Alcuni articoli che sono usciti dopo la triste notizia della sua morte per infarto, lo scorso 21 aprile, hanno sottolineato quanto fosse una persona dal carattere ombroso e un isolato. Ma si sbagliano. Antonio Tarantino ha vissuto come ha meglio potuto, suo malgrado l’unico suo difetto non era caratteriale, ma economico: per buona parte della sua vita ha avuto spalle fragili, si è incantucciato nelle sue case popolari, poiché questa è la vita che ti attende quando sei un artista e non ti adatti, non indossi le vesti dell’autore di successo. Tarantino non ha mai lavorato per un teatro, non è mai stato salariato da un quotidiano o da un giornale, e anche i diritti che riceveva – tranne eccezioni – dalle messe in scena erano al limite del risibile. E quando riceveva dei denari se li portava appresso, in una mazzetta di banconote da film che ogni tanto tirava fuori dalle tasca della solita giacca scura. Prima di diventare drammaturgo era stato pittore, un figurativo molto bravo, ma non essendo uno scalatore sociale non era entrato a far parte di quel circo che arricchisce i propri componenti. Eppure era un bravo pittore.
Noi due ci siamo frequentati con assiduità per alcuni anni, poi, come capita nella vita, le strade si sono separate. Spesso, in quegli anni, lo incontravo nei bar del quartiere dove viveva, a Torino, prima che diventasse l’attuale kasbah di figli di papà, quando ancora era solo il quartiere del vecchio centro addossato alla stazione dei treni. Treni che amava guardare partire e arrivare, così mi raccontava. Tarantino amava bere, vino, soprattutto, negli orari più diversi, e gioiva quanto ti poteva ospitare per un piatto in comune, una pasta, un minestrone, in uno dei suoi ristorantini di quartiere. Non propriamente piatti indimenticabili. Ho sentito questo, mi ha scritto quella, ho incontrato quella coppia che dirige il festival xx, i nostri incontri erano resoconti contabili di avvenuti avvistamenti. Conditi ovviamente di immancabili dettagli umoristici.

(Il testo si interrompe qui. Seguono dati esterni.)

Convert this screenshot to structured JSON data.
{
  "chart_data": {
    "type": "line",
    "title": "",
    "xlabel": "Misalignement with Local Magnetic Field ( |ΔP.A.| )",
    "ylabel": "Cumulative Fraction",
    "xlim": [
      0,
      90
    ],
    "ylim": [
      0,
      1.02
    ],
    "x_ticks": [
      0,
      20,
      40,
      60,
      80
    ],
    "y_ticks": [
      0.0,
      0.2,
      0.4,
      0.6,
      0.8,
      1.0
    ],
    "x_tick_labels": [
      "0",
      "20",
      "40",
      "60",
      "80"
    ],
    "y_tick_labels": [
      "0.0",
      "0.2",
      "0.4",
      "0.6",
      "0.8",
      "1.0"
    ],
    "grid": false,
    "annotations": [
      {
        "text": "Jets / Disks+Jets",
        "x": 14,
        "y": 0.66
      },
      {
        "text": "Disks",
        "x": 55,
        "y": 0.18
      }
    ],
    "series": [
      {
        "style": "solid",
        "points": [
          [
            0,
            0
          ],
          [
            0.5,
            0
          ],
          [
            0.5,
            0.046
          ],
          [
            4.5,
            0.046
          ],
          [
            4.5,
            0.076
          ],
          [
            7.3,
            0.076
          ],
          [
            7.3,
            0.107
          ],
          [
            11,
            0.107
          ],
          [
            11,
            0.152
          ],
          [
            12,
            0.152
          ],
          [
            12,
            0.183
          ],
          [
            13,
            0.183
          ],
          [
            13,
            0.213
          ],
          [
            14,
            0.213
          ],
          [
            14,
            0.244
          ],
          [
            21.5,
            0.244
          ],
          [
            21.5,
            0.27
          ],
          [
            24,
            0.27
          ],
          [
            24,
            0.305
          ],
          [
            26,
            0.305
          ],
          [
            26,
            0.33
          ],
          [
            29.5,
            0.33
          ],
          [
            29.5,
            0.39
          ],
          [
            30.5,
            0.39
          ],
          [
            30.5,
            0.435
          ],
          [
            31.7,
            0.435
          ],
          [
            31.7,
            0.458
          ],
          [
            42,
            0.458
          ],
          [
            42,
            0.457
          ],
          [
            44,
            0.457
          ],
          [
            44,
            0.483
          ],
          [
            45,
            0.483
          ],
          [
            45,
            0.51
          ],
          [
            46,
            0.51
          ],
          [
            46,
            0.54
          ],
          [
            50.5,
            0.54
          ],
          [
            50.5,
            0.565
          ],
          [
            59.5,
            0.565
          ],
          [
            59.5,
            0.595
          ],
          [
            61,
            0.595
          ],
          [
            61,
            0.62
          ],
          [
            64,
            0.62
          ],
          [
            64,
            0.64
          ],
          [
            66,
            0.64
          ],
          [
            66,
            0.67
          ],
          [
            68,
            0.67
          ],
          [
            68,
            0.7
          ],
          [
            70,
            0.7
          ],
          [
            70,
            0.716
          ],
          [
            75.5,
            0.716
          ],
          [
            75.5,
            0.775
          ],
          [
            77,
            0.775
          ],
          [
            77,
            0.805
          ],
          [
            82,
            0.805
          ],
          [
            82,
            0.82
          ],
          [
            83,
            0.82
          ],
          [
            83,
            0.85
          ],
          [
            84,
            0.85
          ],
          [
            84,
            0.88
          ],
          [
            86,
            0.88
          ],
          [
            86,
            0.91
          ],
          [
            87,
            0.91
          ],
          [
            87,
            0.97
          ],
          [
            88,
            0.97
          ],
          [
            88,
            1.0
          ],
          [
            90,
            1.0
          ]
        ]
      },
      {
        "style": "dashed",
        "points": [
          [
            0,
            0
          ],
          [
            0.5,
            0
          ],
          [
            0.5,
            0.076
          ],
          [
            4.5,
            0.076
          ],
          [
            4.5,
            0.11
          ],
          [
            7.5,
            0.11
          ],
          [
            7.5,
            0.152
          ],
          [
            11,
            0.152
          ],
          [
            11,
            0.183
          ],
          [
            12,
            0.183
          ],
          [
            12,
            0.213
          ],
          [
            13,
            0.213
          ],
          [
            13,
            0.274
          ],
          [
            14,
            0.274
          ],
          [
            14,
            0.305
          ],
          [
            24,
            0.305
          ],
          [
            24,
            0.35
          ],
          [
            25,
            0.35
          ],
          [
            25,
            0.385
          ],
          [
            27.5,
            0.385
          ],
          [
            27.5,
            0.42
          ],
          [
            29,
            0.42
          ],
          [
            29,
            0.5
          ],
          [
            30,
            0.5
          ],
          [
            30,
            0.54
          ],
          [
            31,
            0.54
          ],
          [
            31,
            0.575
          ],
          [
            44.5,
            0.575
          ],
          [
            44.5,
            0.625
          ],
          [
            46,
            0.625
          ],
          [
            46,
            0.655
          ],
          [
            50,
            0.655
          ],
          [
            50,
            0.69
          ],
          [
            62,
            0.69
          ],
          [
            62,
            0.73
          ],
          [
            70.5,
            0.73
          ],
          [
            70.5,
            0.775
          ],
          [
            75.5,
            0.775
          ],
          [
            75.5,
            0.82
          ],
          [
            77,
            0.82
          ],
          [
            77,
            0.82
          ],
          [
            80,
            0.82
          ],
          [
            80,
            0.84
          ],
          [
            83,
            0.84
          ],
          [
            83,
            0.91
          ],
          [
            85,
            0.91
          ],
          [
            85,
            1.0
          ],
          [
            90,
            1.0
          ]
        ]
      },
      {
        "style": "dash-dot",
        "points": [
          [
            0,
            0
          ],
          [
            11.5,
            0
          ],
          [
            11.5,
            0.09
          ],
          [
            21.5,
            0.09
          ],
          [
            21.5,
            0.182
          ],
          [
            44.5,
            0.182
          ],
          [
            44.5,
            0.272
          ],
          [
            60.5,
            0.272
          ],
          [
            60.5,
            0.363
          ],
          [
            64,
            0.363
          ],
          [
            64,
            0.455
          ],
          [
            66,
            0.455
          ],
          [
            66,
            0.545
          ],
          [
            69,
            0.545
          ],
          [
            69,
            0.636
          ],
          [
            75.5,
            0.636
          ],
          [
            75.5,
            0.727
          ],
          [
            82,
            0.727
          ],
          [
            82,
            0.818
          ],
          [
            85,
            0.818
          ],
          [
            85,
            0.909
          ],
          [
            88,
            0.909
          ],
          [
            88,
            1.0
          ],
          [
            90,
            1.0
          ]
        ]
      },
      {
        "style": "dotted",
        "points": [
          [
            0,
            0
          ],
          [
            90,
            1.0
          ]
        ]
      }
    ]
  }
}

Anni fa, Antonio fece un viaggio a Roma con un suo amico poeta, poi purtroppo morto e dimenticato, una persona gentilissima anche se ogni tanto bisticciavano come una coppia sposata da una vita. Volevano protestare all’Ambasciata della Repubblica Popolare Cinese contro quella barbara tradizione di uccidere i cani e mangiarli; così si fecero scrivere a pennarello uno o due cartelli – non ricordo esattamente – in ideogrammi, credo da una loro conoscente che aveva un ristorante, e rimasero due giorni in piedi, con in mano questo cartello, davanti all’ambasciata. Totalmente ignorati. Finché decisero che era tempo di tornare a casa. Circolava anche un video che testimoniava la mancata impresa.
Ricordo anche il discorso buffissimo che fece ad un festival di teatro che si svolse ad Armada, vecchia città operaia di fronte alla capitale lusitana: amava raccontare di prendere il solito treno per andare a Roma e poi vagare, come un odierno Obelix, da un ufficio all’altro dei Ministeri, per incontrare persone importanti, notabili, segretari e sottosegretari. Un racconto surreale come surreale è stata un po’ tutta la sua vita. E il teatro, il dramma paradossale, era forse il suo unico destino. Oggi ci restano soltanto i suoi splendidi testi, quanto vorrei che venissero letti a scuola, antologizzati in quelle impossibili Storie della Letteratura Italiana che oramai si adattano soltanto ai Premi Strega e a qualche figura che passa più tempo davanti ad una telecamera che col naso puntato su un figlio o una pagina di word.